Die Zuschauer haben höllischen Spaß, als der nacktbrüstige „Reiter“, mit Engelsflügeln vor der Front, genüsslich die Uniformjacke des Soldaten aufknöpft und lasziv dessen Kopfbedeckung streichelt. Auch als das Reitergespann, „We can be heroes“ singend durch die Zuschauerreihen galoppiert. Und dann ist da dieser buddhistische Mönch, der plötzlich zwischen den Zuschauern auftaucht. Alsbald folgt ein lautmalerischer Akt mit einem fernöstlich-mystischen Klang-Feuerwerk.
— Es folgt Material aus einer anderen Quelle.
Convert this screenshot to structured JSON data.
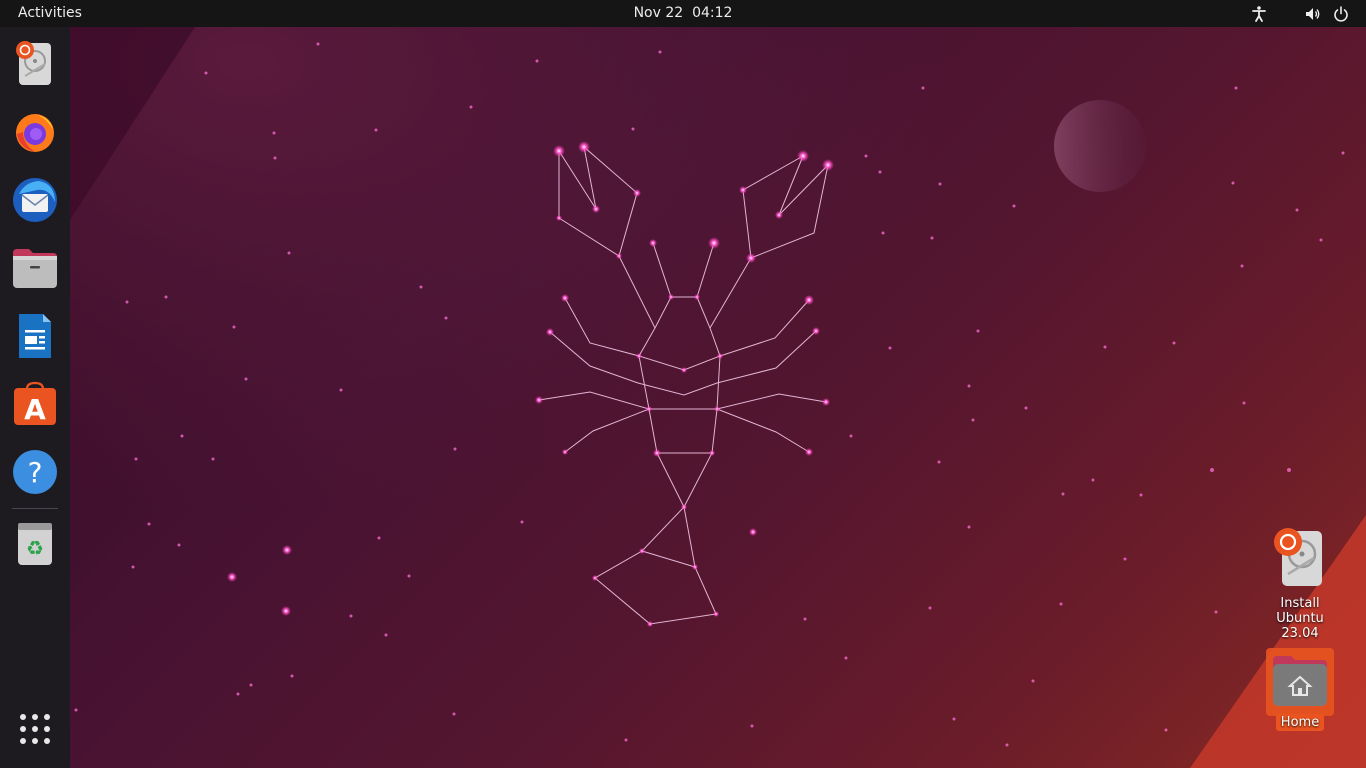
{
  "topbar": {
    "activities_label": "Activities",
    "date": "Nov 22",
    "time": "04:12",
    "icons": [
      "accessibility-icon",
      "volume-icon",
      "power-icon"
    ]
  },
  "dock": {
    "apps": [
      {
        "name": "install-ubuntu",
        "icon": "installer-icon"
      },
      {
        "name": "firefox",
        "icon": "firefox-icon"
      },
      {
        "name": "thunderbird",
        "icon": "thunderbird-icon"
      },
      {
        "name": "files",
        "icon": "files-icon"
      },
      {
        "name": "libreoffice-writer",
        "icon": "writer-icon"
      },
      {
        "name": "ubuntu-software",
        "icon": "software-icon"
      },
      {
        "name": "help",
        "icon": "help-icon"
      },
      {
        "name": "trash",
        "icon": "trash-icon"
      },
      {
        "name": "show-applications",
        "icon": "app-grid-icon"
      }
    ]
  },
  "desktop": {
    "install_label_line1": "Install Ubuntu",
    "install_label_line2": "23.04",
    "home_label": "Home"
  },
  "colors": {
    "accent": "#e95420",
    "topbar": "#151515",
    "dock": "#1d1b20",
    "constellation": "#ff4fc8"
  }
}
Ein bemerkenswertes Late-Night-Event, bei dem es auch noch intelligente Poesie, Prosa, Interview-Spielszenen, und viel Witziges und zahlreiche versteckte Verweise gab. Womöglich wussten einige Zuschauer nicht, dass David Bowie ein großer Tibetfan war oder am Broadway Baal von Berthold Brecht gespielt hat, was deshalb auch in Auszügen dargeboten wird.
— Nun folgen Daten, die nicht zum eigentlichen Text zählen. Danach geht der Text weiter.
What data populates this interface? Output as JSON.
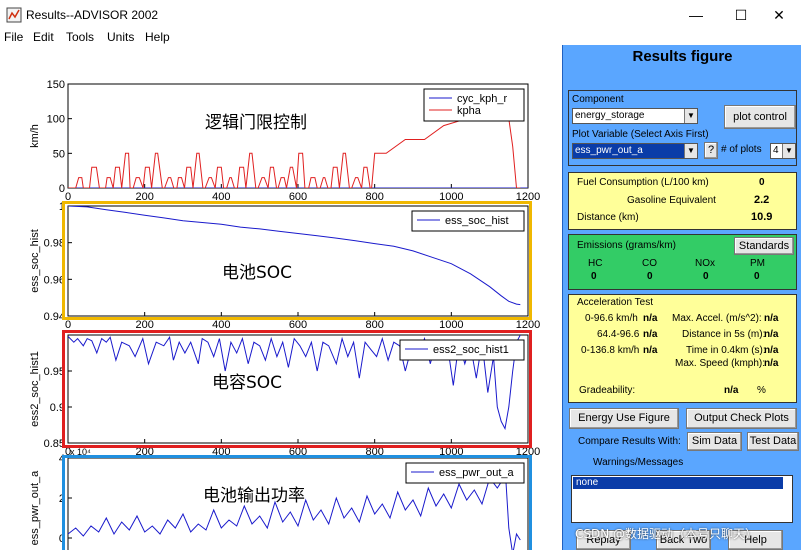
{
  "window": {
    "title": "Results--ADVISOR 2002",
    "min_btn": "—",
    "max_btn": "☐",
    "close_btn": "✕"
  },
  "menu": [
    "File",
    "Edit",
    "Tools",
    "Units",
    "Help"
  ],
  "annotations": [
    {
      "text": "逻辑门限控制",
      "color": "#e8a900"
    },
    {
      "text": "电池SOC",
      "color": "#e8a900"
    },
    {
      "text": "电容SOC",
      "color": "#e02020"
    },
    {
      "text": "电池输出功率",
      "color": "#e02020"
    }
  ],
  "chart_data": [
    {
      "type": "line",
      "ylabel": "km/h",
      "xlim": [
        0,
        1200
      ],
      "ylim": [
        0,
        150
      ],
      "xticks": [
        0,
        200,
        400,
        600,
        800,
        1000,
        1200
      ],
      "yticks": [
        0,
        50,
        100,
        150
      ],
      "legend": [
        "cyc_kph_r",
        "kpha"
      ],
      "legend_position": "top-right",
      "series": [
        {
          "name": "cyc_kph_r",
          "color": "#1a1acc",
          "x": [
            0,
            1000,
            1050,
            1110,
            1140,
            1160,
            1180,
            1200
          ],
          "y": [
            0,
            0,
            0,
            0,
            0,
            0,
            0,
            0
          ]
        },
        {
          "name": "kpha",
          "color": "#e02020",
          "x": [
            0,
            12,
            20,
            28,
            36,
            40,
            48,
            56,
            62,
            74,
            82,
            90,
            98,
            102,
            110,
            118,
            124,
            134,
            140,
            150,
            158,
            162,
            170,
            178,
            186,
            196,
            202,
            212,
            218,
            228,
            234,
            246,
            252,
            262,
            268,
            276,
            284,
            288,
            296,
            304,
            310,
            320,
            326,
            336,
            342,
            352,
            358,
            368,
            374,
            384,
            390,
            400,
            406,
            414,
            422,
            426,
            434,
            442,
            448,
            458,
            464,
            474,
            480,
            490,
            496,
            506,
            512,
            522,
            528,
            536,
            544,
            548,
            556,
            564,
            570,
            580,
            586,
            596,
            602,
            612,
            618,
            628,
            634,
            644,
            650,
            658,
            666,
            670,
            678,
            686,
            692,
            702,
            708,
            718,
            724,
            734,
            740,
            750,
            756,
            766,
            772,
            780,
            788,
            792,
            800,
            830,
            880,
            930,
            980,
            1040,
            1110,
            1135,
            1150,
            1160,
            1170,
            1180
          ],
          "y": [
            0,
            0,
            0,
            15,
            15,
            0,
            0,
            0,
            30,
            30,
            0,
            0,
            0,
            15,
            15,
            0,
            30,
            30,
            0,
            50,
            50,
            0,
            0,
            15,
            15,
            0,
            30,
            30,
            0,
            50,
            50,
            0,
            0,
            15,
            15,
            0,
            0,
            15,
            15,
            0,
            30,
            30,
            0,
            50,
            50,
            0,
            0,
            15,
            15,
            0,
            30,
            30,
            0,
            0,
            15,
            15,
            0,
            0,
            30,
            30,
            0,
            50,
            50,
            0,
            0,
            15,
            15,
            0,
            30,
            30,
            0,
            0,
            15,
            15,
            0,
            30,
            30,
            0,
            50,
            50,
            0,
            0,
            15,
            15,
            0,
            0,
            15,
            15,
            0,
            0,
            30,
            30,
            0,
            50,
            50,
            0,
            0,
            15,
            15,
            0,
            30,
            30,
            0,
            0,
            50,
            50,
            70,
            70,
            90,
            100,
            115,
            120,
            100,
            60,
            0,
            0
          ]
        }
      ]
    },
    {
      "type": "line",
      "ylabel": "ess_soc_hist",
      "xlim": [
        0,
        1200
      ],
      "ylim": [
        0.94,
        1
      ],
      "xticks": [
        0,
        200,
        400,
        600,
        800,
        1000,
        1200
      ],
      "yticks": [
        0.94,
        0.96,
        0.98,
        1
      ],
      "ytick_labels": [
        "0.94",
        "0.96",
        "0.98",
        "1"
      ],
      "legend": [
        "ess_soc_hist"
      ],
      "legend_position": "top-right",
      "series": [
        {
          "name": "ess_soc_hist",
          "color": "#1a1acc",
          "x": [
            0,
            50,
            100,
            150,
            200,
            250,
            300,
            350,
            400,
            450,
            500,
            550,
            600,
            650,
            700,
            750,
            800,
            850,
            900,
            950,
            1000,
            1050,
            1100,
            1130,
            1150,
            1170,
            1180
          ],
          "y": [
            1.0,
            0.9995,
            0.998,
            0.9965,
            0.995,
            0.9935,
            0.992,
            0.991,
            0.99,
            0.9885,
            0.9875,
            0.9862,
            0.985,
            0.9838,
            0.9825,
            0.981,
            0.9795,
            0.978,
            0.9755,
            0.972,
            0.9685,
            0.963,
            0.956,
            0.951,
            0.948,
            0.9465,
            0.9462
          ]
        }
      ]
    },
    {
      "type": "line",
      "ylabel": "ess2_soc_hist1",
      "xlim": [
        0,
        1200
      ],
      "ylim": [
        0.85,
        1
      ],
      "xticks": [
        0,
        200,
        400,
        600,
        800,
        1000,
        1200
      ],
      "yticks": [
        0.85,
        0.9,
        0.95
      ],
      "ytick_labels": [
        "0.85",
        "0.9",
        "0.95"
      ],
      "x_multiplier": "x 10⁴",
      "legend": [
        "ess2_soc_hist1"
      ],
      "legend_position": "top-right",
      "series": [
        {
          "name": "ess2_soc_hist1",
          "color": "#1a1acc",
          "x": [
            0,
            15,
            25,
            40,
            50,
            62,
            75,
            88,
            100,
            110,
            125,
            140,
            160,
            175,
            195,
            210,
            230,
            250,
            265,
            275,
            290,
            305,
            320,
            340,
            350,
            365,
            380,
            395,
            410,
            425,
            440,
            455,
            470,
            485,
            500,
            515,
            530,
            545,
            560,
            575,
            590,
            605,
            620,
            635,
            650,
            665,
            680,
            700,
            715,
            730,
            745,
            760,
            775,
            790,
            805,
            820,
            835,
            850,
            865,
            880,
            900,
            915,
            930,
            945,
            960,
            975,
            990,
            1005,
            1020,
            1035,
            1050,
            1065,
            1080,
            1095,
            1110,
            1120,
            1130,
            1140,
            1150,
            1160,
            1170,
            1180
          ],
          "y": [
            0.998,
            0.99,
            0.995,
            0.985,
            0.995,
            0.992,
            0.975,
            0.995,
            0.99,
            0.997,
            0.965,
            0.99,
            0.985,
            0.97,
            0.995,
            0.96,
            0.99,
            0.985,
            0.997,
            0.965,
            0.99,
            0.975,
            0.99,
            0.96,
            0.995,
            0.99,
            0.97,
            0.995,
            0.95,
            0.99,
            0.975,
            0.995,
            0.96,
            0.99,
            0.985,
            0.965,
            0.995,
            0.97,
            0.99,
            0.955,
            0.995,
            0.985,
            0.97,
            0.99,
            0.95,
            0.99,
            0.985,
            0.96,
            0.995,
            0.97,
            0.99,
            0.94,
            0.99,
            0.98,
            0.97,
            0.995,
            0.965,
            0.99,
            0.985,
            0.95,
            0.99,
            0.975,
            0.995,
            0.96,
            0.99,
            0.97,
            0.985,
            0.93,
            0.99,
            0.96,
            0.985,
            0.94,
            0.99,
            0.92,
            0.97,
            0.9,
            0.88,
            0.87,
            0.9,
            0.95,
            0.99,
            1.0
          ]
        }
      ]
    },
    {
      "type": "line",
      "ylabel": "ess_pwr_out_a",
      "xlim": [
        0,
        1200
      ],
      "ylim": [
        -1,
        4
      ],
      "yticks": [
        0,
        2,
        4
      ],
      "legend": [
        "ess_pwr_out_a"
      ],
      "legend_position": "top-right",
      "series": [
        {
          "name": "ess_pwr_out_a",
          "color": "#1a1acc",
          "x": [
            0,
            20,
            40,
            60,
            80,
            100,
            120,
            140,
            160,
            180,
            200,
            220,
            240,
            260,
            280,
            300,
            320,
            340,
            360,
            380,
            400,
            420,
            440,
            460,
            480,
            500,
            520,
            540,
            560,
            580,
            600,
            620,
            640,
            660,
            680,
            700,
            720,
            740,
            760,
            780,
            800,
            820,
            840,
            860,
            880,
            900,
            920,
            940,
            960,
            980,
            1000,
            1020,
            1040,
            1060,
            1080,
            1100,
            1120,
            1130,
            1140,
            1150,
            1160,
            1170,
            1180
          ],
          "y": [
            0.2,
            0.5,
            0.1,
            0.6,
            0.3,
            1.0,
            0.2,
            0.8,
            0.4,
            1.1,
            0.3,
            0.6,
            0.2,
            0.9,
            0.5,
            1.2,
            0.3,
            0.7,
            0.4,
            1.4,
            0.5,
            0.9,
            0.6,
            1.6,
            0.7,
            1.1,
            0.5,
            1.8,
            0.8,
            1.3,
            0.6,
            1.9,
            0.9,
            1.4,
            0.7,
            2.0,
            1.0,
            1.5,
            0.8,
            2.1,
            1.2,
            1.7,
            1.0,
            2.3,
            1.4,
            1.9,
            1.1,
            2.5,
            1.6,
            2.2,
            1.5,
            2.7,
            1.9,
            2.4,
            1.7,
            3.0,
            2.5,
            2.8,
            3.6,
            0.5,
            -0.8,
            0.2,
            -0.1
          ]
        }
      ]
    }
  ],
  "panel": {
    "title": "Results figure",
    "component_label": "Component",
    "component_value": "energy_storage",
    "plot_control_btn": "plot control",
    "plot_variable_label": "Plot Variable (Select Axis First)",
    "plot_variable_value": "ess_pwr_out_a",
    "help_btn": "?",
    "num_plots_label": "# of plots",
    "num_plots_value": "4",
    "fuel_label": "Fuel Consumption (L/100 km)",
    "fuel_value": "0",
    "gas_equiv_label": "Gasoline Equivalent",
    "gas_equiv_value": "2.2",
    "distance_label": "Distance (km)",
    "distance_value": "10.9",
    "emissions_label": "Emissions (grams/km)",
    "standards_btn": "Standards",
    "emissions": [
      {
        "name": "HC",
        "value": "0"
      },
      {
        "name": "CO",
        "value": "0"
      },
      {
        "name": "NOx",
        "value": "0"
      },
      {
        "name": "PM",
        "value": "0"
      }
    ],
    "accel_label": "Acceleration Test",
    "accel_left": [
      {
        "label": "0-96.6 km/h",
        "value": "n/a"
      },
      {
        "label": "64.4-96.6",
        "value": "n/a"
      },
      {
        "label": "0-136.8 km/h",
        "value": "n/a"
      }
    ],
    "accel_right": [
      {
        "label": "Max. Accel. (m/s^2):",
        "value": "n/a"
      },
      {
        "label": "Distance in 5s (m):",
        "value": "n/a"
      },
      {
        "label": "Time in 0.4km (s):",
        "value": "n/a"
      },
      {
        "label": "Max. Speed (kmph):",
        "value": "n/a"
      }
    ],
    "gradeability_label": "Gradeability:",
    "gradeability_value": "n/a",
    "gradeability_unit": "%",
    "energy_use_btn": "Energy Use Figure",
    "output_check_btn": "Output Check Plots",
    "compare_label": "Compare Results With:",
    "sim_data_btn": "Sim Data",
    "test_data_btn": "Test Data",
    "warnings_label": "Warnings/Messages",
    "warnings_value": "none",
    "replay_btn": "Replay",
    "back_two_btn": "Back Two",
    "help_bottom_btn": "Help"
  },
  "watermark": "CSDN @数据驱动（本号只聊天）"
}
„Wir wollten das Publikum einladen, den Künstler aus verschiedenen Perspektiven zu betrachten. Und dass Bowie Baal am Broadway gespielt hat, war für uns ein gefundenes Fressen“, erzählt Fabian Rosonsky, Ideengeber des Formats „Meet & Greet“. Noch mehr Spannendes habe sich beim Graben in Bowies Biographie. „Es geht um Assoziationsräume. Ich wollte keine didaktische Erklärung zu David Bowie liefern, sondern ein unterhaltsames Format mit viel Musik und Texten.“ Kilian Ponert, Ensemblemitglied des Jungen Schauspiel, brilliert in der Rolle des von Bowies Alter Ego Ziggy Stardurst.

Aber auch die anderen Akteure haben jede Menge Spaß bei dieser Würdigung des Schöpfers von „Lazarus“, das derzeit am Schauspielhaus gespielt wird. Sie schlüpfen mit großer Spielfreude in Figuren wie etwa die des Astronauten Major Tom. Rosonsky: „Das ist ein freiwilliges Format — ein kleiner, zusätzlicher Wahnsinn. Es ging darum, einen Bogen zu spannen: Was ergeben sich für Fragen? Wenn nur drei Leute damit nach Hause gehen, bin ich zufrieden.“ Auch eine Portion Improvisation war dabei. „Eigentlich sollte Lou Strenger, die Clara im Sandmann gibt, singen, aber das hat leider zeitlich nicht hingehauen“, so Rosonsky. Macht aber nichts, der Abend war mehr als gelungen. „Man wurde gut unterhalten und hat gemerkt, dass die alle Spaß hatten“, lobt eine Zuschauerin.